Wright made a guest appearance on the television series The Monkees, in the episode "The Success Story". He had appearances on Alfred Hitchcock Presents and Dragnet 1967. In 1971 Wright appeared as the desk clerk on "The Men From Shiloh" (rebranded name of the TV western The Virginian) in the episode titled "The Town Killer." Ben Wright also appeared in the first season of Barnaby Jones; episode titled, "Twenty Million Alibis" (6 May 1973).

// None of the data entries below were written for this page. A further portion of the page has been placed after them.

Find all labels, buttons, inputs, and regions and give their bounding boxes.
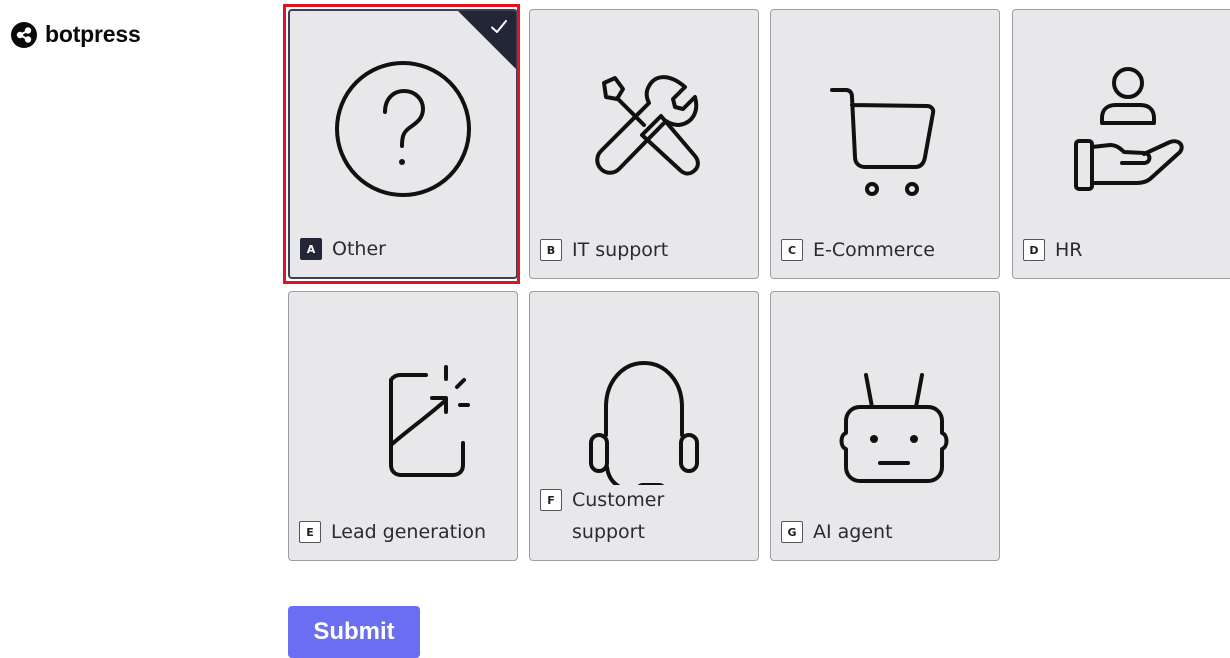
option-label-row: D HR xyxy=(1023,237,1230,266)
option-label: Other xyxy=(332,238,386,260)
option-key-badge: B xyxy=(540,239,562,261)
option-label-row: F Customer support xyxy=(540,487,750,548)
option-label-row: C E-Commerce xyxy=(781,237,991,266)
option-label: HR xyxy=(1055,239,1083,261)
robot-icon xyxy=(810,335,960,485)
option-label: IT support xyxy=(572,239,669,261)
option-label: E-Commerce xyxy=(813,239,935,261)
option-label-row: B IT support xyxy=(540,237,750,266)
checkmark-icon xyxy=(491,20,507,33)
botpress-logo: botpress xyxy=(11,21,141,48)
brand-name: botpress xyxy=(45,21,141,47)
submit-button[interactable]: Submit xyxy=(288,606,420,658)
option-card-lead-generation[interactable]: E Lead generation xyxy=(288,291,518,561)
option-card-customer-support[interactable]: F Customer support xyxy=(529,291,759,561)
option-key-badge: G xyxy=(781,521,803,543)
option-card-hr[interactable]: D HR xyxy=(1012,9,1230,279)
option-key-badge: F xyxy=(540,489,562,511)
question-circle-icon xyxy=(328,54,478,204)
option-card-it-support[interactable]: B IT support xyxy=(529,9,759,279)
shopping-cart-icon xyxy=(810,53,960,203)
option-label-row: G AI agent xyxy=(781,519,991,548)
hand-person-icon xyxy=(1052,53,1202,203)
option-label-row: A Other xyxy=(300,236,508,265)
option-card-other[interactable]: A Other xyxy=(288,9,518,279)
option-label-row: E Lead generation xyxy=(299,519,509,548)
option-card-ai-agent[interactable]: G AI agent xyxy=(770,291,1000,561)
option-label: Lead generation xyxy=(331,521,487,543)
option-key-badge: D xyxy=(1023,239,1045,261)
tools-icon xyxy=(569,53,719,203)
option-card-e-commerce[interactable]: C E-Commerce xyxy=(770,9,1000,279)
option-label: AI agent xyxy=(813,521,893,543)
option-key-badge: A xyxy=(300,238,322,260)
option-label: Customer support xyxy=(572,489,665,543)
option-key-badge: C xyxy=(781,239,803,261)
headset-icon xyxy=(569,335,719,485)
option-key-badge: E xyxy=(299,521,321,543)
botpress-logo-icon xyxy=(11,21,37,48)
lead-arrow-icon xyxy=(328,335,478,485)
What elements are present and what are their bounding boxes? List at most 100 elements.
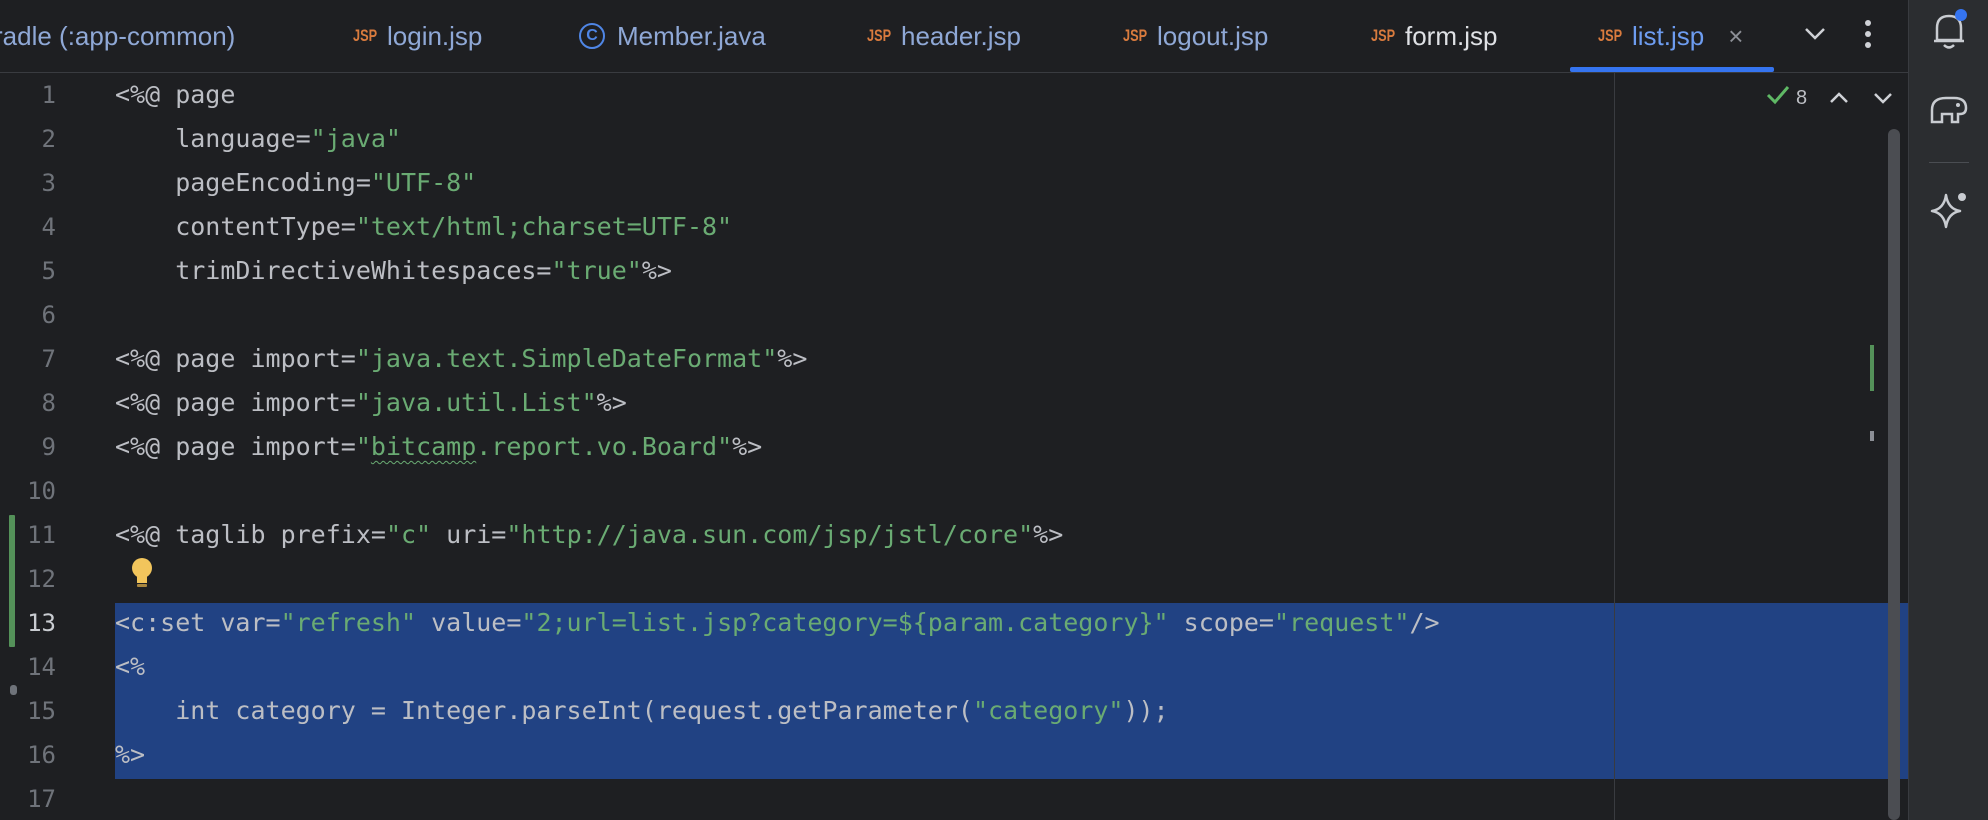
right-margin-guide <box>1614 73 1615 820</box>
close-tab-icon[interactable]: × <box>1728 21 1743 52</box>
lightbulb-intention-icon[interactable] <box>128 555 156 591</box>
code-token: %> <box>596 388 627 417</box>
vertical-scrollbar[interactable] <box>1888 129 1900 820</box>
gradle-elephant-icon[interactable] <box>1927 88 1971 132</box>
inspections-widget[interactable]: 8 <box>1766 83 1807 113</box>
line-number: 11 <box>27 521 56 549</box>
code-line: trimDirectiveWhitespaces="true"%> <box>115 249 672 293</box>
line-number: 12 <box>27 565 56 593</box>
line-number: 3 <box>41 169 56 197</box>
string-literal: "c" <box>385 520 432 549</box>
string-literal: "java.text.SimpleDateFormat" <box>355 344 778 373</box>
code-line: contentType="text/html;charset=UTF-8" <box>115 205 732 249</box>
code-line: <% <box>115 645 145 689</box>
string-literal: .report.vo.Board" <box>476 432 733 461</box>
code-line: %> <box>115 733 145 777</box>
ai-assistant-sparkle-icon[interactable] <box>1927 188 1971 232</box>
code-token: language= <box>115 124 311 153</box>
jsp-file-icon: JSP <box>353 26 378 45</box>
code-token: int category = Integer.parseInt(request.… <box>115 696 973 725</box>
line-number: 4 <box>41 213 56 241</box>
line-number: 8 <box>41 389 56 417</box>
code-line: <%@ page import="java.util.List"%> <box>115 381 627 425</box>
strip-divider <box>1929 162 1969 163</box>
code-token: contentType= <box>115 212 356 241</box>
tab-label: header.jsp <box>901 20 1021 51</box>
string-literal: " <box>355 432 371 461</box>
line-number: 16 <box>27 741 56 769</box>
line-number: 10 <box>27 477 56 505</box>
inspection-count: 8 <box>1796 86 1808 109</box>
editor-tab-bar: radle (:app-common) JSP login.jsp C Memb… <box>0 0 1908 73</box>
tab-form-jsp[interactable]: JSP form.jsp <box>1371 0 1497 72</box>
chevron-down-icon[interactable] <box>1795 14 1835 54</box>
code-token: <%@ page import= <box>115 388 356 417</box>
tab-app-common[interactable]: radle (:app-common) <box>0 0 235 72</box>
string-literal: "java.util.List" <box>355 388 597 417</box>
more-options-icon[interactable] <box>1848 14 1888 54</box>
jsp-file-icon: JSP <box>1598 26 1623 45</box>
line-number: 9 <box>41 433 56 461</box>
tab-label: logout.jsp <box>1157 20 1269 51</box>
warning-stripe-marker[interactable] <box>1870 431 1874 441</box>
string-literal: "refresh" <box>280 608 417 637</box>
jsp-file-icon: JSP <box>1371 26 1396 45</box>
typo-underlined-word: bitcamp <box>370 432 477 461</box>
line-number: 17 <box>27 785 56 813</box>
code-line: <%@ page import="java.text.SimpleDateFor… <box>115 337 807 381</box>
active-tab-indicator <box>1570 67 1774 72</box>
code-token: %> <box>115 740 146 769</box>
notifications-bell-icon[interactable] <box>1927 8 1971 52</box>
code-token: <% <box>115 652 146 681</box>
code-token: %> <box>777 344 808 373</box>
line-number: 2 <box>41 125 56 153</box>
line-number: 5 <box>41 257 56 285</box>
code-token: trimDirectiveWhitespaces= <box>115 256 552 285</box>
string-literal: "text/html;charset=UTF-8" <box>355 212 733 241</box>
line-number-current: 13 <box>27 609 56 637</box>
code-token: <c:set var= <box>115 608 281 637</box>
line-number: 15 <box>27 697 56 725</box>
change-stripe-marker[interactable] <box>1870 345 1874 391</box>
previous-highlight-icon[interactable] <box>1826 87 1852 109</box>
code-line: <%@ page <box>115 73 235 117</box>
tab-label: form.jsp <box>1405 20 1498 51</box>
jsp-file-icon: JSP <box>1123 26 1148 45</box>
code-token: /> <box>1409 608 1440 637</box>
string-literal: "UTF-8" <box>370 168 477 197</box>
string-literal: "request" <box>1273 608 1410 637</box>
tab-label: Member.java <box>617 20 766 51</box>
tab-logout-jsp[interactable]: JSP logout.jsp <box>1123 0 1268 72</box>
next-highlight-icon[interactable] <box>1870 87 1896 109</box>
check-icon <box>1766 84 1790 112</box>
right-tool-strip <box>1908 0 1988 820</box>
code-token: <%@ page import= <box>115 432 356 461</box>
selection-highlight <box>1435 603 1908 647</box>
code-token: value= <box>416 608 522 637</box>
tab-header-jsp[interactable]: JSP header.jsp <box>867 0 1021 72</box>
java-class-icon: C <box>579 23 605 49</box>
code-line: <%@ taglib prefix="c" uri="http://java.s… <box>115 513 1063 557</box>
code-token: %> <box>641 256 672 285</box>
string-literal: "http://java.sun.com/jsp/jstl/core" <box>506 520 1034 549</box>
code-token: <%@ taglib prefix= <box>115 520 386 549</box>
code-token: %> <box>1033 520 1064 549</box>
tab-label: radle (:app-common) <box>0 20 236 51</box>
tab-list-jsp[interactable]: JSP list.jsp × <box>1598 0 1743 72</box>
code-line: <%@ page import="bitcamp.report.vo.Board… <box>115 425 762 469</box>
code-line: language="java" <box>115 117 401 161</box>
tab-login-jsp[interactable]: JSP login.jsp <box>353 0 482 72</box>
tab-member-java[interactable]: C Member.java <box>579 0 766 72</box>
jsp-file-icon: JSP <box>867 26 892 45</box>
code-token: scope= <box>1168 608 1274 637</box>
line-number: 1 <box>41 81 56 109</box>
string-literal: "2;url=list.jsp?category=${param.categor… <box>521 608 1169 637</box>
code-token: )); <box>1123 696 1169 725</box>
tab-label: login.jsp <box>387 20 483 51</box>
tab-label: list.jsp <box>1632 20 1705 51</box>
string-literal: "java" <box>310 124 401 153</box>
code-line: <c:set var="refresh" value="2;url=list.j… <box>115 601 1440 645</box>
code-line: pageEncoding="UTF-8" <box>115 161 476 205</box>
code-editor[interactable]: 1 2 3 4 5 6 7 8 9 10 11 12 13 14 15 16 1… <box>0 73 1908 820</box>
line-number: 14 <box>27 653 56 681</box>
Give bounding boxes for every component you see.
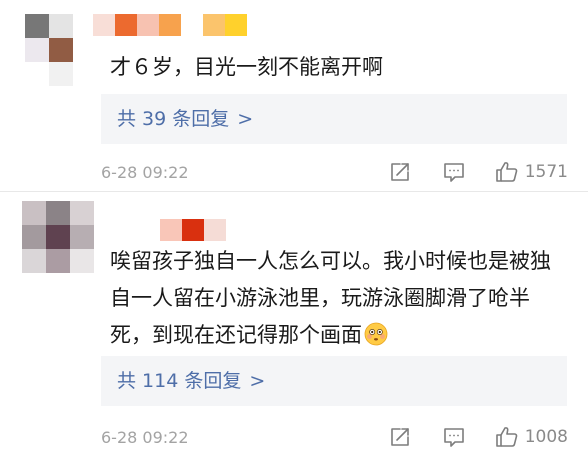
like-count: 1571 [524,162,568,182]
flushed-face-emoji-icon [364,322,388,346]
like-button[interactable]: 1571 [495,160,568,184]
avatar[interactable] [22,201,94,273]
username-mosaic-cell [204,219,226,241]
comment-meta: 6-28 09:22 1008 [101,424,568,450]
avatar-mosaic-cell [49,38,73,62]
comment-text: 才６岁，目光一刻不能离开啊 [110,55,383,79]
like-count: 1008 [524,427,568,447]
share-button[interactable] [389,161,411,183]
thumbs-up-icon [495,427,518,447]
avatar-mosaic-cell [25,62,49,86]
username-mosaic-cell [93,14,115,36]
comment-item: 唉留孩子独自一人怎么可以。我小时候也是被独自一人留在小游泳池里，玩游泳圈脚滑了呛… [0,193,588,473]
replies-count-label: 共 114 条回复 [117,370,242,392]
comment-text: 唉留孩子独自一人怎么可以。我小时候也是被独自一人留在小游泳池里，玩游泳圈脚滑了呛… [110,243,560,354]
thumbs-up-icon [495,162,518,182]
view-replies-button[interactable]: 共 114 条回复 > [101,356,567,406]
avatar-mosaic-cell [70,201,94,225]
chevron-right-icon: > [249,370,266,392]
avatar-mosaic-cell [49,14,73,38]
comment-body: 唉留孩子独自一人怎么可以。我小时候也是被独自一人留在小游泳池里，玩游泳圈脚滑了呛… [110,249,551,347]
username-mosaic[interactable] [93,14,247,36]
avatar-mosaic-cell [25,38,49,62]
timestamp: 6-28 09:22 [101,162,189,182]
username-mosaic-cell [137,14,159,36]
divider [0,191,588,192]
username-mosaic-cell [181,14,203,36]
share-icon [390,163,409,181]
avatar-mosaic-cell [22,201,46,225]
avatar-mosaic-cell [46,225,70,249]
avatar-mosaic-cell [46,249,70,273]
username-mosaic[interactable] [160,219,226,241]
avatar-mosaic-cell [22,225,46,249]
comment-button[interactable] [443,426,465,448]
comment-item: 才６岁，目光一刻不能离开啊 共 39 条回复 > 6-28 09:22 1571 [0,0,588,191]
avatar-mosaic-cell [70,225,94,249]
avatar-mosaic-cell [22,249,46,273]
username-mosaic-cell [115,14,137,36]
avatar-mosaic-cell [49,62,73,86]
username-mosaic-cell [225,14,247,36]
comment-meta: 6-28 09:22 1571 [101,159,568,185]
avatar-mosaic-cell [70,249,94,273]
comment-icon [443,428,464,447]
share-icon [390,428,409,446]
username-mosaic-cell [203,14,225,36]
avatar-mosaic-cell [25,14,49,38]
like-button[interactable]: 1008 [495,425,568,449]
replies-count-label: 共 39 条回复 [117,108,230,130]
avatar-mosaic-cell [46,201,70,225]
comment-button[interactable] [443,161,465,183]
username-mosaic-cell [182,219,204,241]
username-mosaic-cell [159,14,181,36]
comment-icon [443,163,464,182]
view-replies-button[interactable]: 共 39 条回复 > [101,94,567,144]
timestamp: 6-28 09:22 [101,427,189,447]
share-button[interactable] [389,426,411,448]
avatar[interactable] [25,14,73,86]
username-mosaic-cell [160,219,182,241]
chevron-right-icon: > [237,108,254,130]
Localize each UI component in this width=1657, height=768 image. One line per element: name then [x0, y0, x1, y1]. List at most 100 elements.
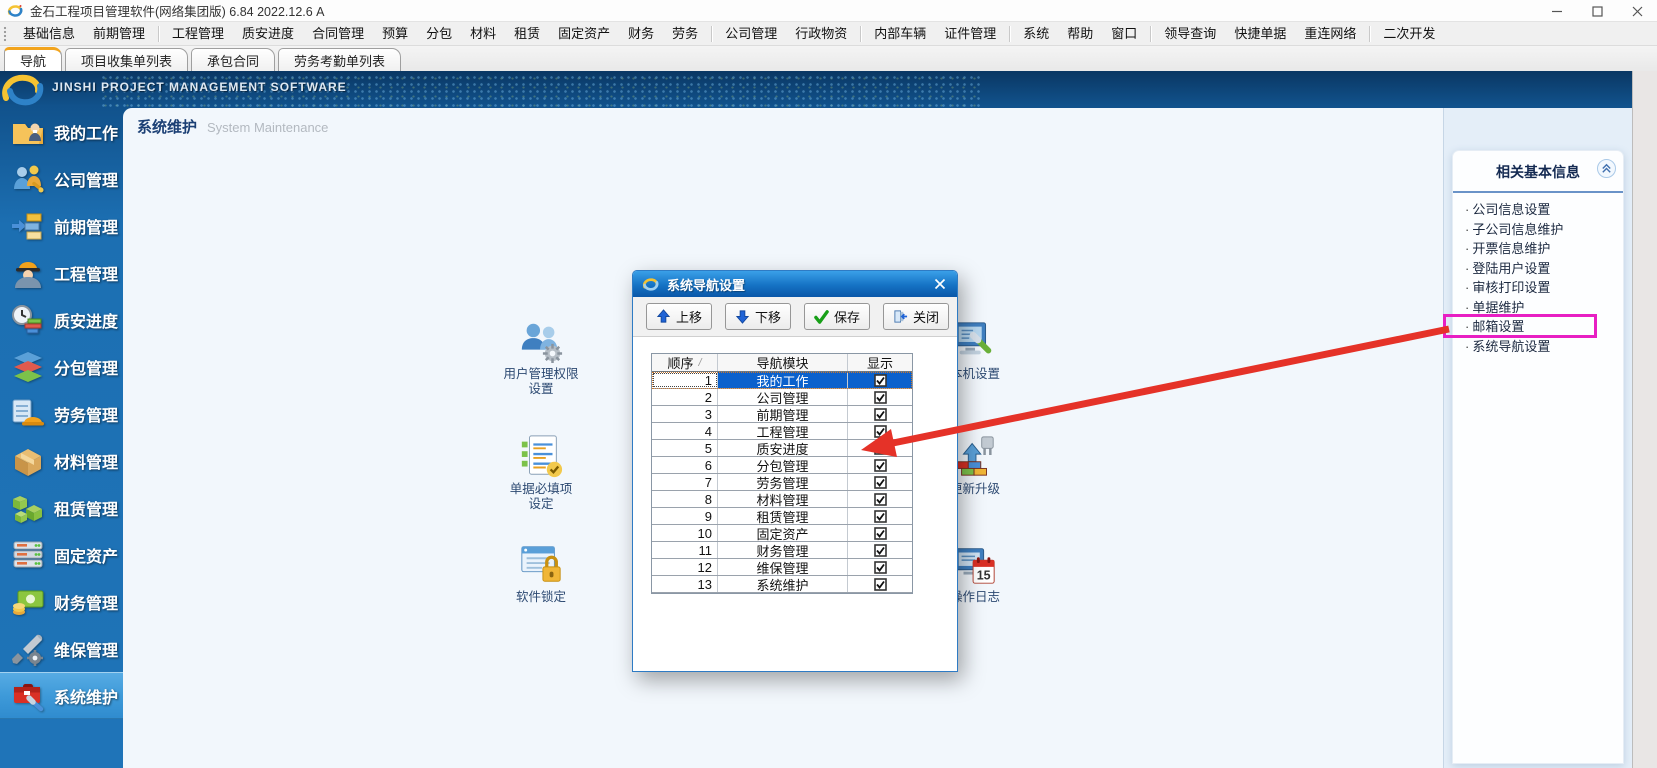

Wright also worked as a voice actor. He was often heard on The Outer Limits as various alien voices, and he also appeared on camera. Other voice work included the narrator in Cleopatra (1963) with Elizabeth Taylor, the BBC announcer in the film version of The Diary of Anne Frank (1959) and featured animation roles in several Disney films: One Hundred and One Dalmatians (1961) as songwriter Roger Radcliff, The Jungle Book (1967) as Mowgli's wolf father, Rama, and The Little Mermaid (1989) as Grimsby, which was his final role.[3]

Death

On 2 July 1989, Wright died in Saint Joseph Medical Center in Burbank, California, after undergoing heart surgery.[3] His body was cremated.[citation needed]

Selected filmography

References

  1. ^ "Ben Wright". Turner Classic Movies.
  2. ^ a b c d e f Terrace, Vincent (1999). Radio Programs, 1924–1984: A Catalog of More Than 1800 Shows. McFarland & Company, Inc. p. 86. ISBN 978-0-7864-4513-4.
  3. ^ a b "Ben Wright, 74; Veteran Radio, Movie and TV Character Actor". Los Angeles Times. 3 July 1989. Archived from the original on 26 January 2018. Retrieved 26 January 2018.